Lofty rate increases and high claims volumes have hounded the cyber insurance market over the last few years. Organizations are increasingly exposed to cyber threats with more digital interconnectivity than ever before. In response, insurers have calibrated their pricing to reflect the high potential of attacks. But brokerage giant Marsh sees a cause for cautious optimism as it looks ahead to the rest of the year.
In its Q2 2022 US and Canada cyber market update, Marsh said that rate increases were leveling off.
Attritional losses have come under better control, and premium growth exceeded incurred losses, thanks to companies that have worked hard to fortify their cyber defenses.
“Over the past two to three months, we have noticed a flattening of premium increases from the high of 130% [average rate increase] in December to May at 86%. That has consistently lowered since January,” Meredith Schnur, the US and Canada cyber brokerage leader at Marsh, told Insurance Business.
Behavioural changes in the market are also contributing to rate stabilization. “Over the past 60 days, we’ve seen the competition on certain risks increase.
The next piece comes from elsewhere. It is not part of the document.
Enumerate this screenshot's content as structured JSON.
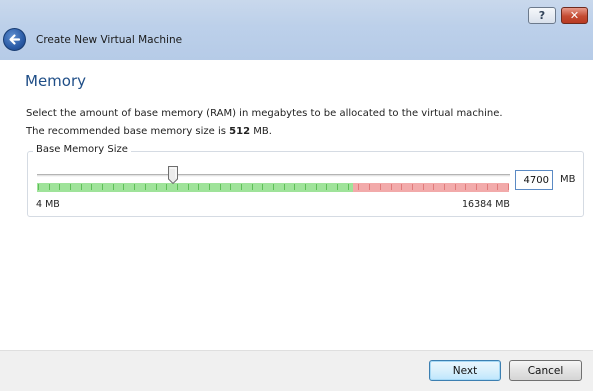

For all of 2021, we had to fight for one option, let alone multiple options for a client,” Schnur added.
New entities in the space and increased competition would occur as underwriters become more confident about pricing cyber coverage, which would help overall rates stabilize, the Marsh report said.
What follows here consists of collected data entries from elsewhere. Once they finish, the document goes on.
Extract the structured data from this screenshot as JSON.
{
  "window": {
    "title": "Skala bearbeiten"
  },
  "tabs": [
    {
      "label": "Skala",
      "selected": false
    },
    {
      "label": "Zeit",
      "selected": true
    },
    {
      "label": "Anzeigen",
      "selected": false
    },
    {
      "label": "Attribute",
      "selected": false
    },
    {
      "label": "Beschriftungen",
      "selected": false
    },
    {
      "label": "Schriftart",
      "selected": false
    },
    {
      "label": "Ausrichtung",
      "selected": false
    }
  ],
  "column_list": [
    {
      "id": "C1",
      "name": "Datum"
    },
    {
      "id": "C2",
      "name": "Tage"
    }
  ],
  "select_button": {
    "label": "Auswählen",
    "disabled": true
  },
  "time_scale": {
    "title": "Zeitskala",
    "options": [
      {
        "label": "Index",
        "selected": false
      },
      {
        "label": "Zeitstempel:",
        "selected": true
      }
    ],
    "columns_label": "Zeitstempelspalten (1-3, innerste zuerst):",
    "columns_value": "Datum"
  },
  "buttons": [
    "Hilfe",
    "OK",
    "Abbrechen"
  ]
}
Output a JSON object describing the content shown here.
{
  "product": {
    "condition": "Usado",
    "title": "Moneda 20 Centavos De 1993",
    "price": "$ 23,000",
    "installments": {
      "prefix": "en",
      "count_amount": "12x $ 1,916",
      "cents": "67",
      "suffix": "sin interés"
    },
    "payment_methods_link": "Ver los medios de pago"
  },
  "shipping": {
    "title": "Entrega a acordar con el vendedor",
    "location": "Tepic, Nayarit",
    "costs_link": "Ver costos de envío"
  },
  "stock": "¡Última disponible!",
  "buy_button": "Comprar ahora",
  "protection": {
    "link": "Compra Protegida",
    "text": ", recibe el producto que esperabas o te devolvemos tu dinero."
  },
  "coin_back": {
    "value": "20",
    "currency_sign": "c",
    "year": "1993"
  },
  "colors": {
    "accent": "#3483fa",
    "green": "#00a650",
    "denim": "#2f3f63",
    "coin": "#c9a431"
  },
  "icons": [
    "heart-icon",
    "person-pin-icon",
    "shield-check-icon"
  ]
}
But claims volume could undercut some of the gains. Marsh said the frequency and severity of claims reported by its clients were persistently high in the past few quarters. Healthcare firms were among the most targeted in 2021, and along with communications, media, and technology companies made up almost a third of total claims. Pricing pressures would continue as more industries fall prey to cyberattacks, according to the Marsh report.
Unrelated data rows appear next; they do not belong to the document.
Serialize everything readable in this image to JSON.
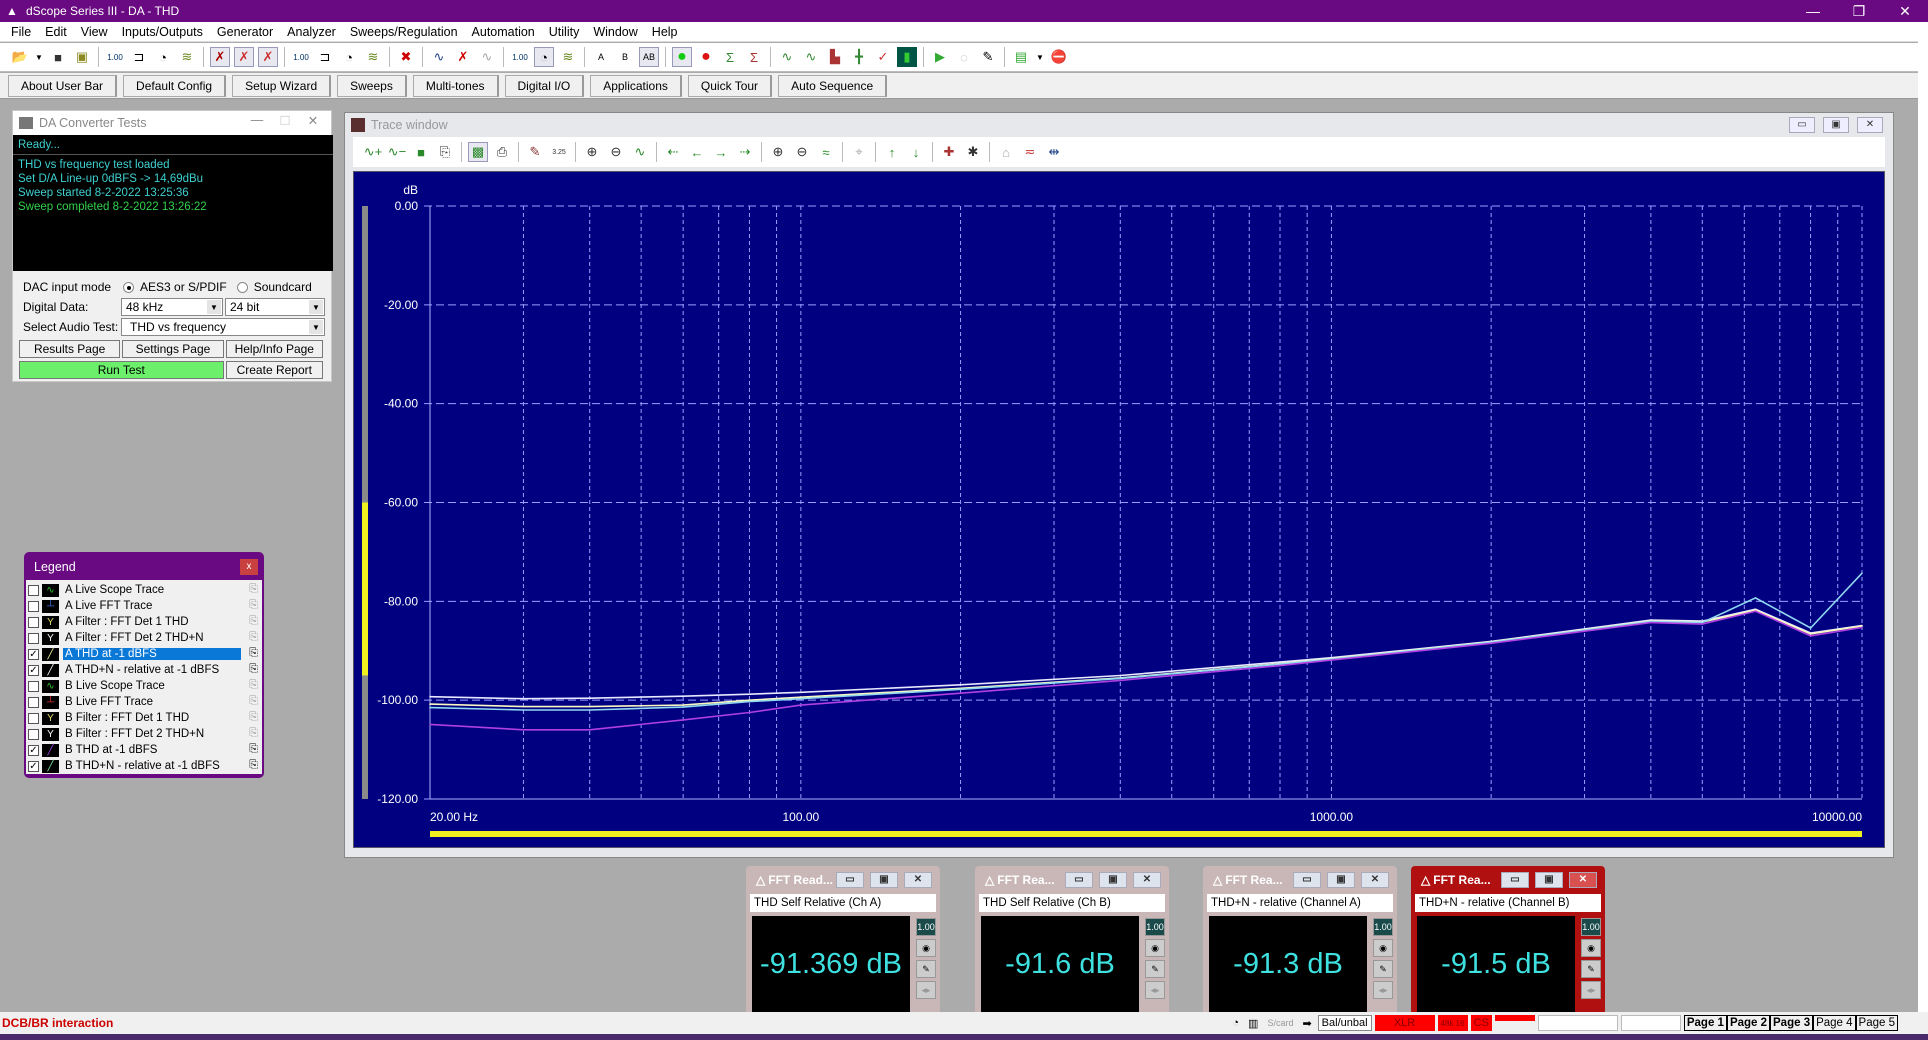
{
  "window": {
    "title": "dScope Series III - DA - THD",
    "minimize": "—",
    "restore": "❐",
    "close": "✕"
  },
  "menu": [
    "File",
    "Edit",
    "View",
    "Inputs/Outputs",
    "Generator",
    "Analyzer",
    "Sweeps/Regulation",
    "Automation",
    "Utility",
    "Window",
    "Help"
  ],
  "toolbar_icons": [
    "open-folder",
    "dropdown",
    "save",
    "save-as",
    "out-level-meter",
    "out-freq",
    "out-gauge",
    "out-spectrum",
    "out-level-disabled",
    "out-mute",
    "out-spectrum-disabled",
    "in-level-meter",
    "in-freq",
    "in-gauge",
    "in-spectrum",
    "stop-x",
    "wave-right",
    "wave-mute",
    "wave-disabled",
    "ac-level",
    "ac-gauge",
    "ac-spectrum",
    "ab-select-a",
    "ab-select-b",
    "ab-select-both",
    "go-green",
    "stop-red",
    "sweep-sigma",
    "fft-sigma",
    "trace-1",
    "trace-2",
    "spectrum-bars",
    "trace-marker",
    "trace-error",
    "scope-screen",
    "run-script",
    "script-disabled",
    "script-edit",
    "sequence-run",
    "dropdown",
    "sequence-stop"
  ],
  "userbar": [
    "About User Bar",
    "Default Config",
    "Setup Wizard",
    "Sweeps",
    "Multi-tones",
    "Digital I/O",
    "Applications",
    "Quick Tour",
    "Auto Sequence"
  ],
  "da_panel": {
    "title": "DA Converter Tests",
    "console": {
      "ready": "Ready...",
      "lines": [
        "THD vs frequency test loaded",
        "Set D/A Line-up 0dBFS -> 14,69dBu",
        "Sweep started 8-2-2022 13:25:36"
      ],
      "completed": "Sweep completed 8-2-2022 13:26:22"
    },
    "dac_input_mode_label": "DAC input mode",
    "mode_options": [
      "AES3 or S/PDIF",
      "Soundcard"
    ],
    "mode_selected": "AES3 or S/PDIF",
    "digital_data_label": "Digital Data:",
    "sample_rate": "48 kHz",
    "bit_depth": "24 bit",
    "select_test_label": "Select Audio Test:",
    "selected_test": "THD vs frequency",
    "buttons": {
      "results": "Results Page",
      "settings": "Settings Page",
      "help": "Help/Info Page",
      "run": "Run Test",
      "report": "Create Report"
    }
  },
  "legend": {
    "title": "Legend",
    "close": "x",
    "items": [
      {
        "label": "A Live Scope Trace",
        "checked": false,
        "icon": "scope",
        "color": "#2ec82e",
        "selected": false
      },
      {
        "label": "A Live FFT Trace",
        "checked": false,
        "icon": "fft",
        "color": "#3a6ae0",
        "selected": false
      },
      {
        "label": "A Filter : FFT Det 1 THD",
        "checked": false,
        "icon": "filter",
        "color": "#e8e070",
        "selected": false
      },
      {
        "label": "A Filter : FFT Det 2  THD+N",
        "checked": false,
        "icon": "filter",
        "color": "#ffffff",
        "selected": false
      },
      {
        "label": "A  THD  at -1 dBFS",
        "checked": true,
        "icon": "line",
        "color": "#f0f0a0",
        "selected": true
      },
      {
        "label": "A  THD+N - relative  at -1 dBFS",
        "checked": true,
        "icon": "line",
        "color": "#ffffff",
        "selected": false
      },
      {
        "label": "B Live Scope Trace",
        "checked": false,
        "icon": "scope",
        "color": "#2ec82e",
        "selected": false
      },
      {
        "label": "B Live FFT Trace",
        "checked": false,
        "icon": "fft",
        "color": "#e03030",
        "selected": false
      },
      {
        "label": "B Filter : FFT Det 1 THD",
        "checked": false,
        "icon": "filter",
        "color": "#e8e070",
        "selected": false
      },
      {
        "label": "B Filter : FFT Det 2 THD+N",
        "checked": false,
        "icon": "filter",
        "color": "#ffffff",
        "selected": false
      },
      {
        "label": "B  THD  at -1 dBFS",
        "checked": true,
        "icon": "line",
        "color": "#a040e0",
        "selected": false
      },
      {
        "label": "B  THD+N - relative  at -1 dBFS",
        "checked": true,
        "icon": "line",
        "color": "#80e0a0",
        "selected": false
      }
    ]
  },
  "trace_window": {
    "title": "Trace window"
  },
  "chart_data": {
    "type": "line",
    "title": "",
    "ylabel": "dB",
    "xlabel": "",
    "x_scale": "log",
    "xlim": [
      20,
      10000
    ],
    "ylim": [
      -120,
      0
    ],
    "grid": true,
    "yticks": [
      0,
      -20,
      -40,
      -60,
      -80,
      -100,
      -120
    ],
    "ytick_labels": [
      "0.00",
      "-20.00",
      "-40.00",
      "-60.00",
      "-80.00",
      "-100.00",
      "-120.00"
    ],
    "xtick_labels": [
      {
        "x": 20,
        "label": "20.00 Hz"
      },
      {
        "x": 100,
        "label": "100.00"
      },
      {
        "x": 1000,
        "label": "1000.00"
      },
      {
        "x": 10000,
        "label": "10000.00"
      }
    ],
    "x": [
      20,
      30,
      40,
      60,
      80,
      100,
      200,
      400,
      800,
      1000,
      2000,
      4000,
      5000,
      6300,
      8000,
      10000
    ],
    "series": [
      {
        "name": "A  THD+N - relative  at -1 dBFS",
        "color": "#e8e8ff",
        "values": [
          -99.3,
          -99.7,
          -99.6,
          -99.2,
          -98.8,
          -98.4,
          -96.9,
          -95.0,
          -92.3,
          -91.4,
          -88.1,
          -83.8,
          -84.0,
          -81.6,
          -86.4,
          -84.9
        ]
      },
      {
        "name": "A  THD  at -1 dBFS",
        "color": "#f8f8c0",
        "values": [
          -100.8,
          -101.3,
          -101.3,
          -101.0,
          -100.0,
          -99.4,
          -97.6,
          -95.5,
          -92.6,
          -91.6,
          -88.2,
          -84.0,
          -84.2,
          -81.8,
          -86.6,
          -85.0
        ]
      },
      {
        "name": "B  THD+N - relative  at -1 dBFS",
        "color": "#90d8f0",
        "values": [
          -101.5,
          -102.0,
          -102.0,
          -101.4,
          -100.3,
          -99.7,
          -97.8,
          -95.6,
          -92.7,
          -91.7,
          -88.3,
          -84.1,
          -84.3,
          -79.3,
          -85.4,
          -74.3
        ]
      },
      {
        "name": "B  THD  at -1 dBFS",
        "color": "#b040e0",
        "values": [
          -104.9,
          -106.0,
          -106.0,
          -104.0,
          -102.5,
          -101.0,
          -98.6,
          -96.0,
          -93.0,
          -91.9,
          -88.5,
          -84.3,
          -84.6,
          -82.0,
          -87.0,
          -85.3
        ]
      }
    ]
  },
  "fft_readers": [
    {
      "title": "FFT Read...",
      "subtitle": "THD Self Relative (Ch A)",
      "value": "-91.369 dB",
      "active": false
    },
    {
      "title": "FFT Rea...",
      "subtitle": "THD Self Relative (Ch B)",
      "value": "-91.6 dB",
      "active": false
    },
    {
      "title": "FFT Rea...",
      "subtitle": "THD+N - relative (Channel A)",
      "value": "-91.3 dB",
      "active": false
    },
    {
      "title": "FFT Rea...",
      "subtitle": "THD+N - relative (Channel B)",
      "value": "-91.5 dB",
      "active": true
    }
  ],
  "statusbar": {
    "message": "DCB/BR interaction",
    "scard": "S/card",
    "balunbal": "Bal/unbal",
    "xlr": "XLR",
    "rate": "48k 16",
    "cs": "CS",
    "pages": [
      "Page 1",
      "Page 2",
      "Page 3",
      "Page 4",
      "Page 5"
    ]
  }
}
“The market cycle for cyber [insurance] has shown a much sharper pivot than any of our other professional or financial lines,” Schnur observed.
“We must be cautiously optimistic about learning and using our data insights and behavioural analysis because of the nature of the market.”
Despite the challenges in the market, demand for cyber coverage is still climbing. Marsh said the trend of increase in first-time buyers in the US continued last year, with the take-up rate – the overall percentage of clients that bought cyber insurance – increasing to 50% from 47% in 2020.
Canada likewise saw a considerable increase in first-time buyers. The overall number of Marsh’s clients that purchased cyber coverage was more than 20% last year versus less than five percent in 2014. However, the Canadian market faces significant challenges when it comes to capacity.
“The nature of the cyber insurance market in Canada makes it more challenging to put programs together. Building a robust program takes a lot of effort; couple that with the market environment, and there’s a bit more challenge in procuring larger programs,” Schnur noted.
The relatively short history of cyber threats and fast-evolving risks in the space still make it an arduous task for underwriters to understand the frequency and potential cost of massive attacks. While this uncertainty remains, companies that pass high cyber-hygiene standards will reap the rewards in their insurance coverage.
“It's a journey, and the journey never ends because there's always going to be a new threat vector. No organization has a crystal ball. The focus on resiliency is where the underwriters want to see the change,” said Schnur.
However, strong cyber hygiene isn’t necessarily a guarantee that companies will get some relief from rate increases. The Marsh report found that clients with no losses and good cyber controls still saw their premiums rise, and companies that haven’t done the work to hit the minimum requirements saw more expensive premiums and restrictive terms and conditions.
Schnur acknowledged that though some industry classes have had a slower, tougher time upgrading their cyber risk strategies, some organizations have made massive improvements.
“We're seeing the amount of work that many of these organizations have put into increasing their cyber hygiene, from a security and resiliency perspective. A year ago, they were at Ground Zero, and it would have been very difficult for us to procure coverage. Fast forward a year, and you can see the roadmap they've built for themselves and their organizations,” she said.
“It's a positive story. Are [the companies] where they need to be? No, not yet. But we show a good story to the underwriters of how they've gotten from point A to point B.”